Pathways must also have “stated policies regarding normal academic progress and program completion”, the guidance adds.

And like all other study programmes offered by SEVP-certified education institutions, pathways must have stated admissions standards that students must meet before the school issues a Form I-20.

Per guidance issued earlier this year on I-20 issuance and English language proficiency, students must therefore meet all of a pathway programme’s English proficiency requirements before they can enrol.

Some adjustments have been made to the draft guidance on pathways issued in September 2014, based on sector feedback – specifically, to address the requirements for English language training and for-credit courses.

The final guidance also uses simplified terminology, referring only to pathway programmes rather than bridge programmes or bridge degrees.

“Once they have fully digested the new guidance, members can move forward with reinforcing changes they have made”

SEVP has also published an accompanying guide for institutions on how to gain accreditation to sponsor international students on pathway programmes and how to issue Form I-20s for these students.

Existing pathway programmes have one year to comply with the regulations, and the guidance applies with immediate effect for all pathways instigated after its publication.

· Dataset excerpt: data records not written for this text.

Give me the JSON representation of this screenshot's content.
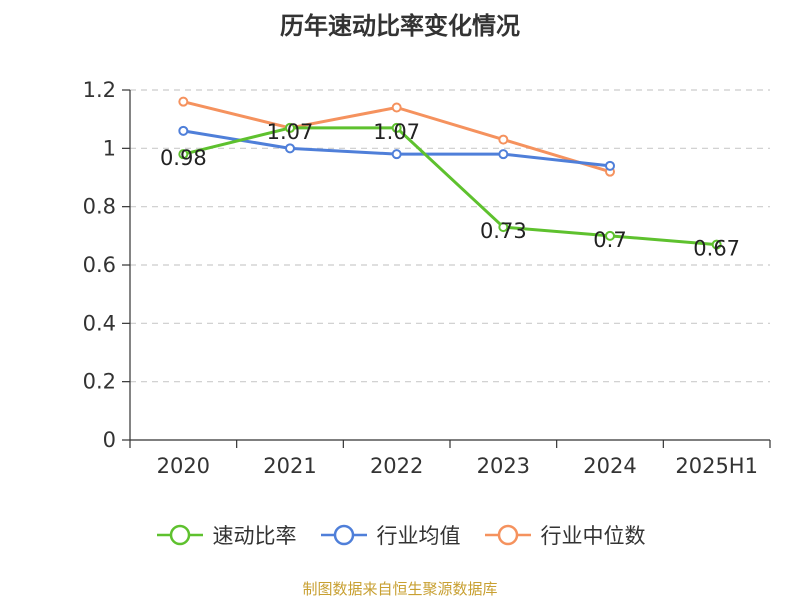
{
  "chart_data": {
    "type": "line",
    "title": "历年速动比率变化情况",
    "categories": [
      "2020",
      "2021",
      "2022",
      "2023",
      "2024",
      "2025H1"
    ],
    "ylim": [
      0,
      1.2
    ],
    "yticks": [
      "0",
      "0.2",
      "0.4",
      "0.6",
      "0.8",
      "1",
      "1.2"
    ],
    "grid": true,
    "legend_position": "bottom",
    "series": [
      {
        "name": "速动比率",
        "color": "#5ec12e",
        "values": [
          0.98,
          1.07,
          1.07,
          0.73,
          0.7,
          0.67
        ],
        "labels": [
          "0.98",
          "1.07",
          "1.07",
          "0.73",
          "0.7",
          "0.67"
        ]
      },
      {
        "name": "行业均值",
        "color": "#4f7fd9",
        "values": [
          1.06,
          1.0,
          0.98,
          0.98,
          0.94,
          null
        ]
      },
      {
        "name": "行业中位数",
        "color": "#f5925e",
        "values": [
          1.16,
          1.07,
          1.14,
          1.03,
          0.92,
          null
        ]
      }
    ]
  },
  "source": "制图数据来自恒生聚源数据库"
}
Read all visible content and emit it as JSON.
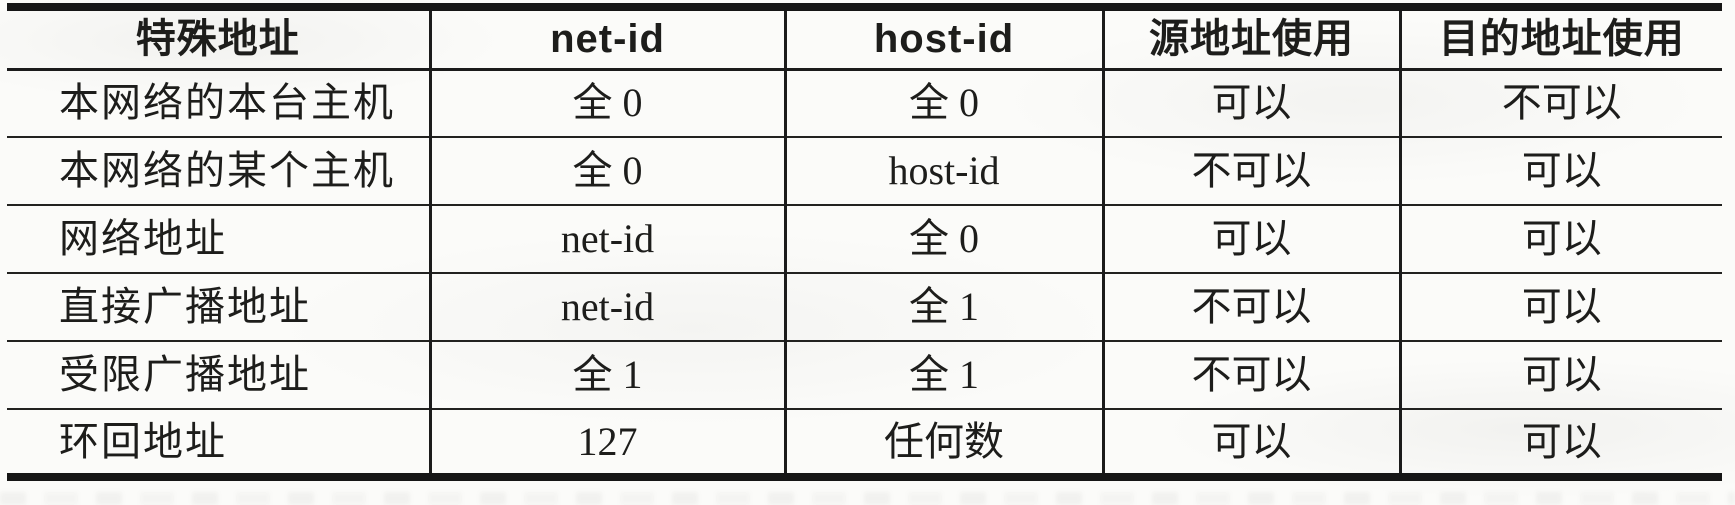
{
  "colors": {
    "ink": "#1d1d1b",
    "rule_line": "#161616",
    "paper": "#fbfbf9"
  },
  "table": {
    "columns": [
      "特殊地址",
      "net-id",
      "host-id",
      "源地址使用",
      "目的地址使用"
    ],
    "rows": [
      {
        "name": "本网络的本台主机",
        "net_id": "全 0",
        "host_id": "全 0",
        "source_use": "可以",
        "dest_use": "不可以"
      },
      {
        "name": "本网络的某个主机",
        "net_id": "全 0",
        "host_id": "host-id",
        "source_use": "不可以",
        "dest_use": "可以"
      },
      {
        "name": "网络地址",
        "net_id": "net-id",
        "host_id": "全 0",
        "source_use": "可以",
        "dest_use": "可以"
      },
      {
        "name": "直接广播地址",
        "net_id": "net-id",
        "host_id": "全 1",
        "source_use": "不可以",
        "dest_use": "可以"
      },
      {
        "name": "受限广播地址",
        "net_id": "全 1",
        "host_id": "全 1",
        "source_use": "不可以",
        "dest_use": "可以"
      },
      {
        "name": "环回地址",
        "net_id": "127",
        "host_id": "任何数",
        "source_use": "可以",
        "dest_use": "可以"
      }
    ]
  }
}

Cheryl Delk Le Good, executive director of EnglishUSA, told The PIE News the association’s membership of intensive English programmes are in the process of digesting the information and putting together any questions they might have.

“EnglishUSA members have been awaiting this final guidance for quite a while, but are pleased that SEVP was able to provide it in the calendar year as has been announced at recent conferences,” she said.

“Once they have fully digested the new guidance, members can move forward with reinforcing changes they have made or were planning to make to their programmes.”

Along with the final guidance on pathways, SEVP has also issued interim final guidance on evidentiary requirements for vocational schools and private elementary and K-12 schools wishing to be certified by SEVP so they can enrol international students.

Representatives from SEVP discussed upcoming guidance at the NAFSA conference in Denver this year.

Representatives from SEVP discussed upcoming guidance at the NAFSA conference in Denver this year.

The guidance also lays out the evidentiary requirements for postsecondary schools that don’t meet the usual eligibility criteria for SEVP certification.

Ordinarily, certified schools must be either: degree-granting state institutions; degree granting and accredited by a nationally recognised body; or a secondary school that is operated by or as part of one of the former two types of postsecondary institution.

Evidentiary requirements for postsecondary schools include documentation demonstrating articulation agreements and state-issued professional licences obtained by graduates relating to their programme of study.

Vocational schools must also submit alumni’s professional licences as well as proof of employment to demonstrate that programmes achieve their aim of preparing graduates for the workforce.

And K-12 and elementary schools must submit detailed evidence showing students progress to the next grade level and are accepted to secondary schools.

SEVP is seeking comment from sector stakeholders on the guidance regarding evidentiary requirements until December 12.

In the meantime, the guidance is effective immediately for new programmes and after 60 days for currently certified schools.